Inbreeding is standard procedure in show dog breeding. Accordingly, inbreeding particularly on one line 1 import (Fig 1, dog B) initially complicated elucidation of the mode of inheritance, this being further confounded by the low penetrance which made a skipping of generations virtually the norm. However, in later line 1 generations, outcrosses to the deduced normal population also produced the disease, establishing that ARVC has indeed a single gene autosomal dominant mode of inheritance as suggested previously (Meurs and others 1999). This pattern was also evident in line 2. Attempting to estimate the penetrance was problematical because of the difficulty in monitoring litters over many years. However, indications of very low penetrance were given by: (1) the observation that transmitting parents were seldom found to develop the disease (Figs 1 and 2), although checking for disease development in older animals is uncertain; (2) despite the 50 per cent frequency of affected animals expected with a dominant gene inheritance, few litters contained more than a single case manifesting clinical signs (mean Boxer litter size approximately 6.5) and (3) Holter confirmation of developing ARVC was prospectively sought with three aged, symptom-free ARVC-transmitting dogs (screened at 9, 10 and 13 years, showing evidence of ventricular arrhythmia with a ‘left bundle-branch block’ morphology and no other clinical abnormalities), thus confirming their pedigree genotyping as well as directly illustrating the low penetrance. The nine-year-old dog had a normal 24AECG initially, but this was abnormal when retested at 10 years of age. The penetrance in UK Boxers appears to be far lower than that reported by Meurs and colleagues (2010), who estimated it to be approximately 80 per cent in STRN heterozygotes and nearly 100 per cent in homozygotes. The discordance may reflect the different method of assessment: direct observation on parents of ARVC cases over many generations in our studies versus numbers of ARVC-affected dogs as a proportion of a total that expresses STRN in Meurs and others (2010) data.
STRN disease association
STRN genotyping of dogs in line 1 showed a clear association between the mutation and the ARVC phenotype (Table 1 and Fig 1) as described by Meurs and others (2010). Thus, all the affected dogs were either homozygous or heterozygous for the STRN mutation. However, by contrast, there was no suggestion of a STRN disease association in line 2 dogs where WT, as well as STRN homozygotes (HOM) and heterozygotes (HET), were found (Fig 2, heterozygotes not shown, Table 1). These data, in Boxers of close common origin, suggest that the STRN mutation itself is not the cause of the disease as proposed (Meurs and others 2010), but provides genetic evidence that a mutation in another gene lying close to it on the same chromosome is responsible. Meiotic recombination (Fig 4) can then account for the observed loose association between the STRN locus and the ARVC phenotype, with affected dogs being able to be WT, HOM or HET for the STRN mutation. Support for this is the indication of an inherited association between the WT allele of STRN and ARVC in a major section in line 2 (Fig 2) and the observed switching within line 2 from one association to the other. We have also confirmed the occurrence of STRN genotypes HOMs, HETs and WTs in affected and phenotypically normal dogs (even with an excess of HOMs in the Holter-tested group) (Table 1; Dukes-McEwan and others 2010), showing that the STRN mutation does not segregate with the disease status.
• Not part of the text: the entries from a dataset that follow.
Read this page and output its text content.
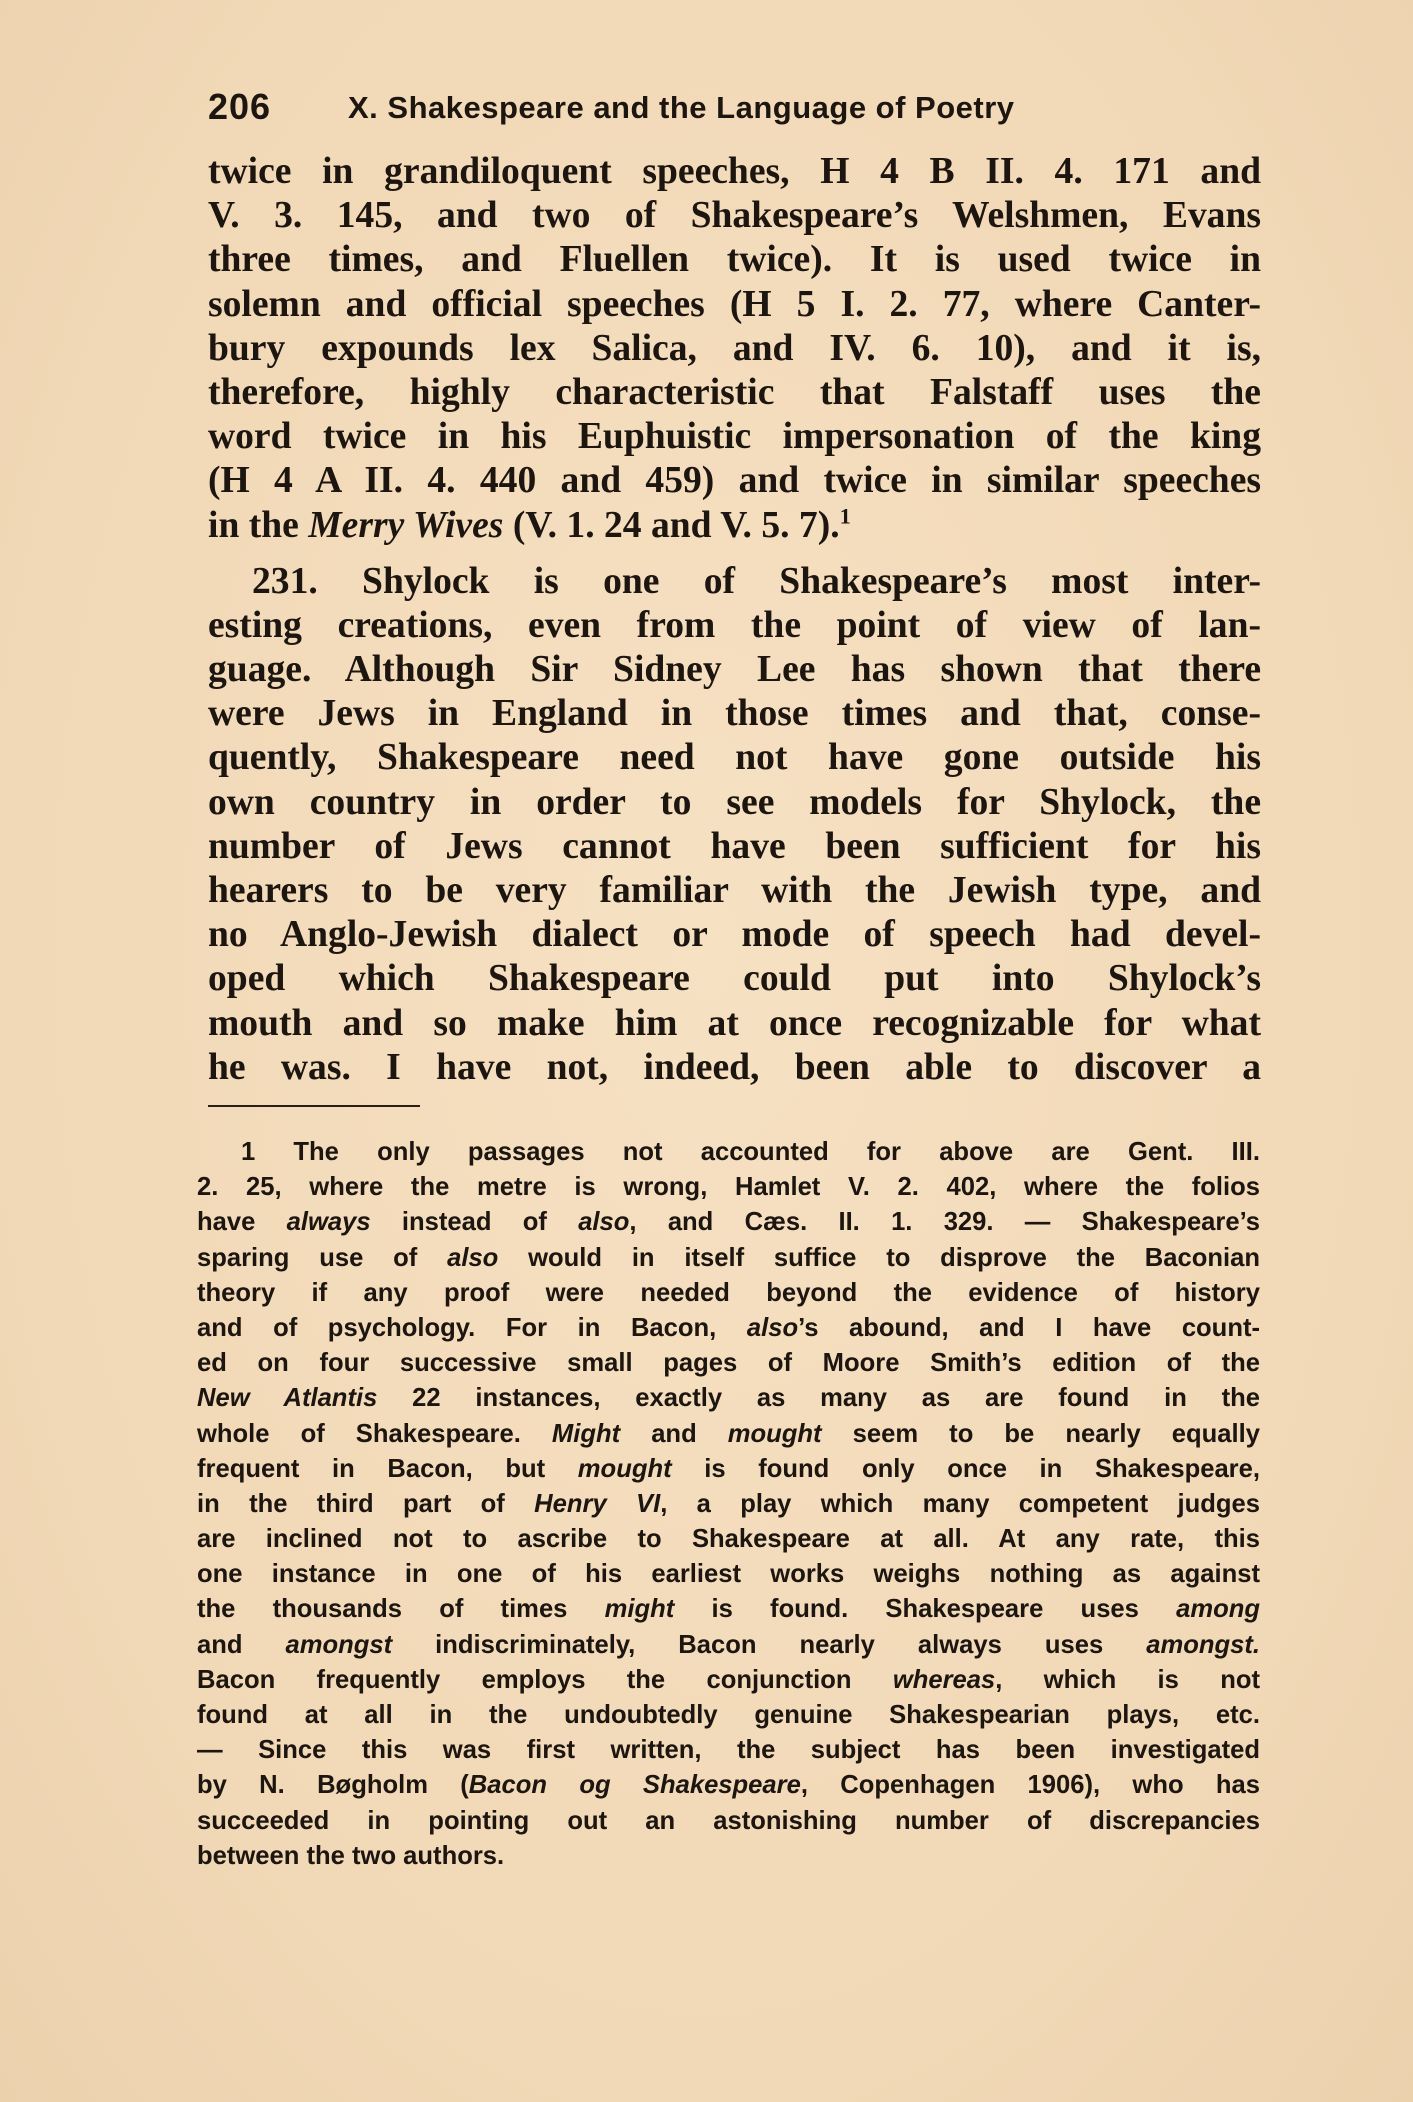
206 X. Shakespeare and the Language of Poetry
twice in grandiloquent speeches, H 4 B II. 4. 171 and
V. 3. 145, and two of Shakespeare’s Welshmen, Evans
three times, and Fluellen twice). It is used twice in
solemn and official speeches (H 5 I. 2. 77, where Canter-
bury expounds lex Salica, and IV. 6. 10), and it is,
therefore, highly characteristic that Falstaff uses the
word twice in his Euphuistic impersonation of the king
(H 4 A II. 4. 440 and 459) and twice in similar speeches
in the Merry Wives (V. 1. 24 and V. 5. 7).$^1$
231. Shylock is one of Shakespeare’s most inter-
esting creations, even from the point of view of lan-
guage. Although Sir Sidney Lee has shown that there
were Jews in England in those times and that, conse-
quently, Shakespeare need not have gone outside his
own country in order to see models for Shylock, the
number of Jews cannot have been sufficient for his
hearers to be very familiar with the Jewish type, and
no Anglo-Jewish dialect or mode of speech had devel-
oped which Shakespeare could put into Shylock’s
mouth and so make him at once recognizable for what
he was. I have not, indeed, been able to discover a
1 The only passages not accounted for above are Gent. III.
2. 25, where the metre is wrong, Hamlet V. 2. 402, where the folios
have always instead of also, and Cæs. II. 1. 329. — Shakespeare’s
sparing use of also would in itself suffice to disprove the Baconian
theory if any proof were needed beyond the evidence of history
and of psychology. For in Bacon, also’s abound, and I have count-
ed on four successive small pages of Moore Smith’s edition of the
New Atlantis 22 instances, exactly as many as are found in the
whole of Shakespeare. Might and mought seem to be nearly equally
frequent in Bacon, but mought is found only once in Shakespeare,
in the third part of Henry VI, a play which many competent judges
are inclined not to ascribe to Shakespeare at all. At any rate, this
one instance in one of his earliest works weighs nothing as against
the thousands of times might is found. Shakespeare uses among
and amongst indiscriminately, Bacon nearly always uses amongst.
Bacon frequently employs the conjunction whereas, which is not
found at all in the undoubtedly genuine Shakespearian plays, etc.
— Since this was first written, the subject has been investigated
by N. Bøgholm (Bacon og Shakespeare, Copenhagen 1906), who has
succeeded in pointing out an astonishing number of discrepancies
between the two authors.
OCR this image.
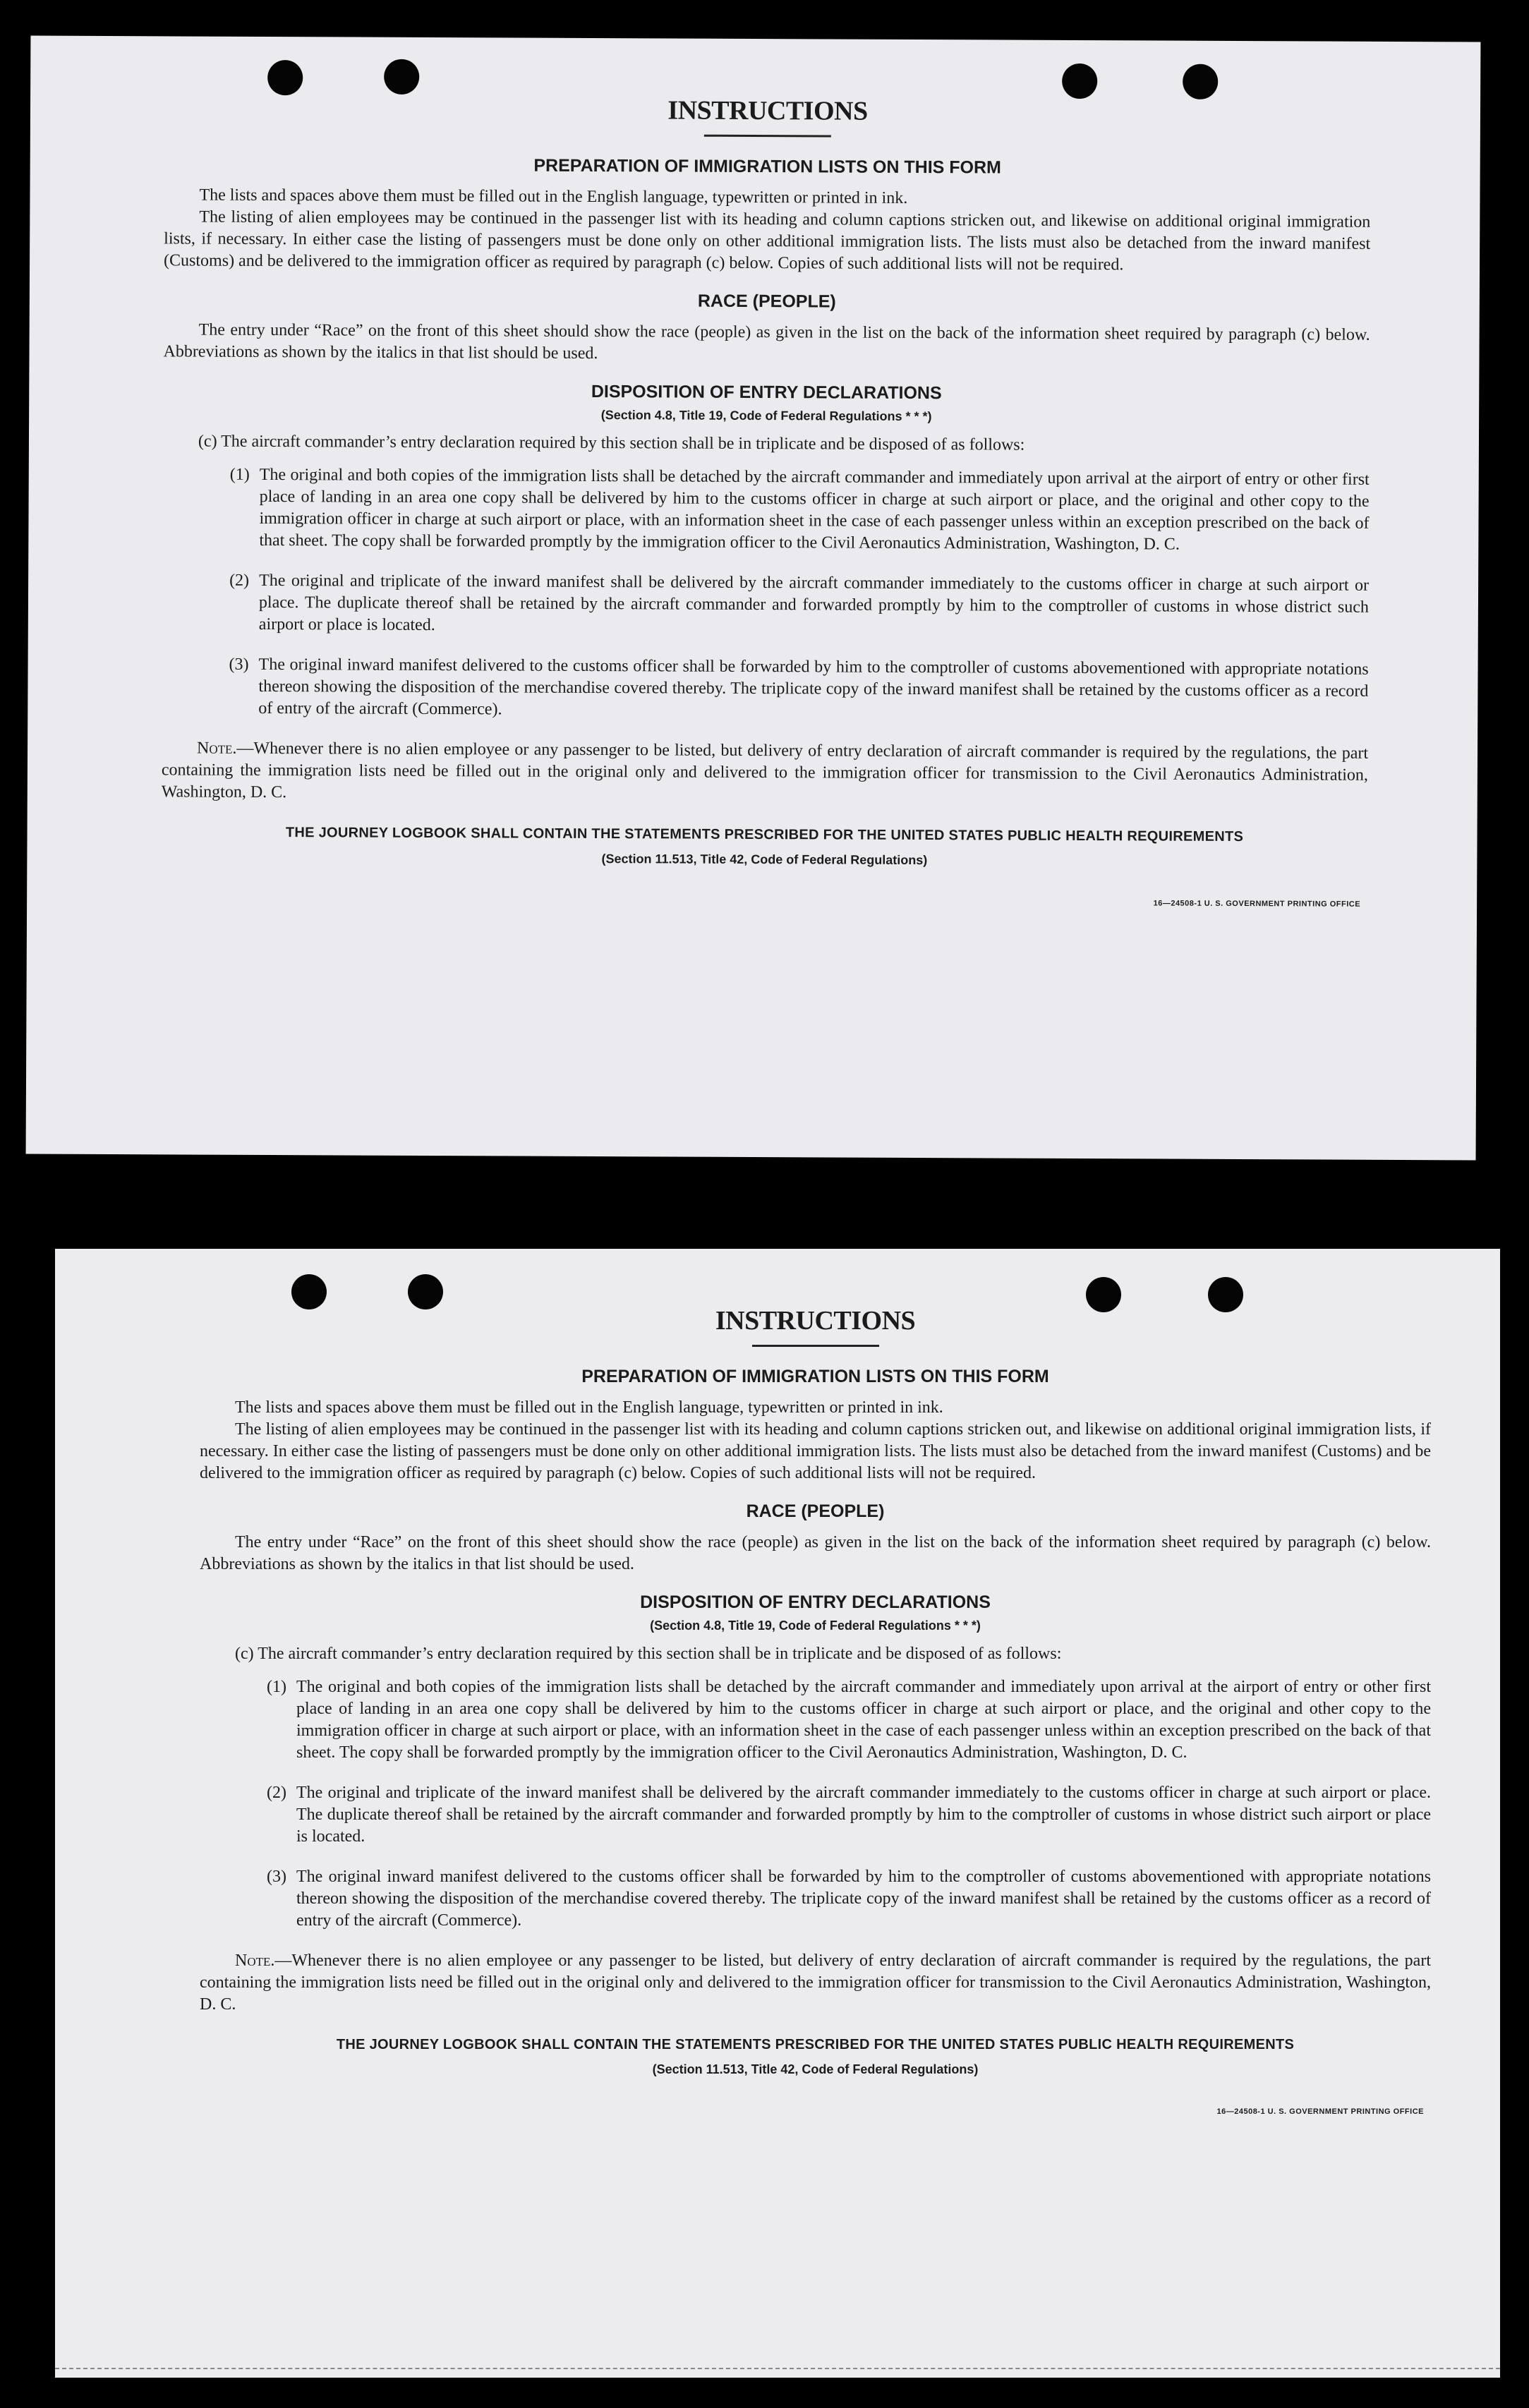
INSTRUCTIONS
PREPARATION OF IMMIGRATION LISTS ON THIS FORM

The lists and spaces above them must be filled out in the English language, typewritten or printed in ink.

The listing of alien employees may be continued in the passenger list with its heading and column captions stricken out, and likewise on additional original immigration lists, if necessary. In either case the listing of passengers must be done only on other additional immigration lists. The lists must also be detached from the inward manifest (Customs) and be delivered to the immigration officer as required by paragraph (c) below. Copies of such additional lists will not be required.

RACE (PEOPLE)

The entry under “Race” on the front of this sheet should show the race (people) as given in the list on the back of the information sheet required by paragraph (c) below. Abbreviations as shown by the italics in that list should be used.

DISPOSITION OF ENTRY DECLARATIONS
(Section 4.8, Title 19, Code of Federal Regulations * * *)

(c) The aircraft commander’s entry declaration required by this section shall be in triplicate and be disposed of as follows:

(1) The original and both copies of the immigration lists shall be detached by the aircraft commander and immediately upon arrival at the airport of entry or other first place of landing in an area one copy shall be delivered by him to the customs officer in charge at such airport or place, and the original and other copy to the immigration officer in charge at such airport or place, with an information sheet in the case of each passenger unless within an exception prescribed on the back of that sheet. The copy shall be forwarded promptly by the immigration officer to the Civil Aeronautics Administration, Washington, D. C.

(2) The original and triplicate of the inward manifest shall be delivered by the aircraft commander immediately to the customs officer in charge at such airport or place. The duplicate thereof shall be retained by the aircraft commander and forwarded promptly by him to the comptroller of customs in whose district such airport or place is located.

(3) The original inward manifest delivered to the customs officer shall be forwarded by him to the comptroller of customs abovementioned with appropriate notations thereon showing the disposition of the merchandise covered thereby. The triplicate copy of the inward manifest shall be retained by the customs officer as a record of entry of the aircraft (Commerce).

Note.—Whenever there is no alien employee or any passenger to be listed, but delivery of entry declaration of aircraft commander is required by the regulations, the part containing the immigration lists need be filled out in the original only and delivered to the immigration officer for transmission to the Civil Aeronautics Administration, Washington, D. C.

THE JOURNEY LOGBOOK SHALL CONTAIN THE STATEMENTS PRESCRIBED FOR THE UNITED STATES PUBLIC HEALTH REQUIREMENTS

(Section 11.513, Title 42, Code of Federal Regulations)

16—24508-1 U. S. GOVERNMENT PRINTING OFFICE
INSTRUCTIONS
PREPARATION OF IMMIGRATION LISTS ON THIS FORM

The lists and spaces above them must be filled out in the English language, typewritten or printed in ink.

The listing of alien employees may be continued in the passenger list with its heading and column captions stricken out, and likewise on additional original immigration lists, if necessary. In either case the listing of passengers must be done only on other additional immigration lists. The lists must also be detached from the inward manifest (Customs) and be delivered to the immigration officer as required by paragraph (c) below. Copies of such additional lists will not be required.

RACE (PEOPLE)

The entry under “Race” on the front of this sheet should show the race (people) as given in the list on the back of the information sheet required by paragraph (c) below. Abbreviations as shown by the italics in that list should be used.

DISPOSITION OF ENTRY DECLARATIONS
(Section 4.8, Title 19, Code of Federal Regulations * * *)

(c) The aircraft commander’s entry declaration required by this section shall be in triplicate and be disposed of as follows:

(1) The original and both copies of the immigration lists shall be detached by the aircraft commander and immediately upon arrival at the airport of entry or other first place of landing in an area one copy shall be delivered by him to the customs officer in charge at such airport or place, and the original and other copy to the immigration officer in charge at such airport or place, with an information sheet in the case of each passenger unless within an exception prescribed on the back of that sheet. The copy shall be forwarded promptly by the immigration officer to the Civil Aeronautics Administration, Washington, D. C.

(2) The original and triplicate of the inward manifest shall be delivered by the aircraft commander immediately to the customs officer in charge at such airport or place. The duplicate thereof shall be retained by the aircraft commander and forwarded promptly by him to the comptroller of customs in whose district such airport or place is located.

(3) The original inward manifest delivered to the customs officer shall be forwarded by him to the comptroller of customs abovementioned with appropriate notations thereon showing the disposition of the merchandise covered thereby. The triplicate copy of the inward manifest shall be retained by the customs officer as a record of entry of the aircraft (Commerce).

Note.—Whenever there is no alien employee or any passenger to be listed, but delivery of entry declaration of aircraft commander is required by the regulations, the part containing the immigration lists need be filled out in the original only and delivered to the immigration officer for transmission to the Civil Aeronautics Administration, Washington, D. C.

THE JOURNEY LOGBOOK SHALL CONTAIN THE STATEMENTS PRESCRIBED FOR THE UNITED STATES PUBLIC HEALTH REQUIREMENTS

(Section 11.513, Title 42, Code of Federal Regulations)

16—24508-1 U. S. GOVERNMENT PRINTING OFFICE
Harpster categories of ARVC and age of diagnosis
From Figs 1 and 2 and Table 1, it can be seen that all three estimated categories of ARVC severity can be found within each line and this makes it very unlikely that the severe Cat. 3 (DCM phenotype) is a genetically different condition. It can be best understood as a different expression of the same disease. However, although age of diagnosis and category were variable, there was a suggestion of an association between STRN homozygosity and more severe disease, but limited numbers of assessed dogs precluded further evaluation of this.
Most of the information presented here derived from a study on the incidence and distribution of ARVC in the show section of the Boxer breed in the UK, which was conducted primarily with a view to establishing a breeding control scheme for Boxer owners. Although there is no experimental component to this study, a number of important conclusions can be drawn concerning aspects of the disease.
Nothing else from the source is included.